本来は誰もが等しく負わなくてはならない負担なのに、その負担が特定の人にかかることが問題になっているのではないだろう。では、それを特定の人が(貧困故に)担わなければならないから貧しい者にとって否応の無い選択としてあるから、問題なのだろうか。だが、私たちは多かれ少なかれ嫌な仕事をその対価をゆえに引き受ける。そしてそれは、ともかく当人が引き受けたことなのだから、仕方のないこととされる。譲渡する者はそれによって得るものがあるだろう。だから譲渡する。譲渡するものは大切なものであるかもしれない。ある条件があれば譲渡する必要が無かっただろうが、その人は譲渡によって得られるものにより大きな価値を認めた。一般に私たちは、こうしたことを良いことだとは考えないとしても、仕方のないこととして認めている。これもまた自発的な譲渡[売買]であると考えている。…とすれば、結局のところ全てを認めざるを得ないことになるのではないか。しかし、生殖技術の応用のあり方に疑念を抱く人は、譲渡を禁止すべきだと主張するかどうかは別としても、このような帰結をそのまま受け入れることをためらうであろう。とすれば先に出した問いはまだ答えられていない。

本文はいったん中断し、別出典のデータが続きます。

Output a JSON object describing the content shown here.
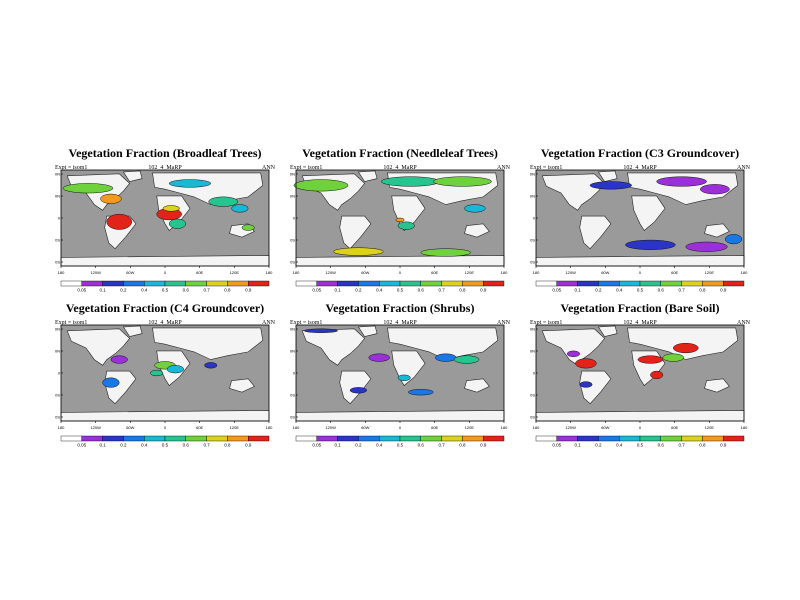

いろいろな仕事がある。肉体的・精神的につらい仕事も多々ある。現代では、強制労働はまず無いだろうから、それらの仕事は自ら選んだ仕事なのである(失業中でなければ)。生きるために、仕方のないことだと観念しているのである。代理母もそのような仕事であるとしたら、これを禁止するとどういうことになるか。それでも代理母を認められない何かがあるとしたら、それは何だろうか。

それは第一義的には不公平を発生させるからではないはずだ。公平の問題を無視して良いと主張しているのではない。商品化が問題化[問題視?]されるのなら、それを担わねばならない状況に置かれることの悲惨が問題にされる。生殖が商品化されたときに、その商品を提供する側に置かれやすいのは貧窮のうちにある人々であるのは間違いない。しかし、その悲惨は、商品化されるべきでないということを前提とした悲惨なのである

 「商品化されるべきではないとは言えない」(報酬を得て代理母になることを禁止しなくても良い)ということであれば、貧窮者が代理母になることは「悲惨」ではない、のではないか。

こうして確認されたのは、第一に、富めるものしか利用できないという指摘はこの技術に対する根本的な批判にはならず、むしろその適用の拡大を求めるものとなること、またこの問題は少なくとも原理的には解決不可能ではないということだった。第二に、貧しい者が専ら譲渡する側に回るという指摘にしても、実は(不)公平自体が最初の問題ではないということ、譲渡自体に、しかも譲渡(売買)一般ではなくこの技術に関わる譲渡に対して特に否定的な価値が与えられて初めて、譲渡せざるを得ないことが問題になるということだった。

問題は、生殖技術に関わる売買を、全面的に肯定し難い何かがあるのではないかという感覚である。臓器移植や遺伝子治療/操作の場合はどうか。上述の議論と同じ点、異なる点は何か。

*1:丸岡が東日本大震災で見たものは何か、詳しくは語られないが、そこにおける「死」と、有村との間に生まれた新たな「生」との繋がりが、心に留まった。

*2:新3Kというのもある。「きつい」「帰れない」「給料が安い」(特にIT業界?)。他に、次のようなKがあるらしい。休憩が取れない、休暇が取れない、臭い、きもい、結婚が遅くなる。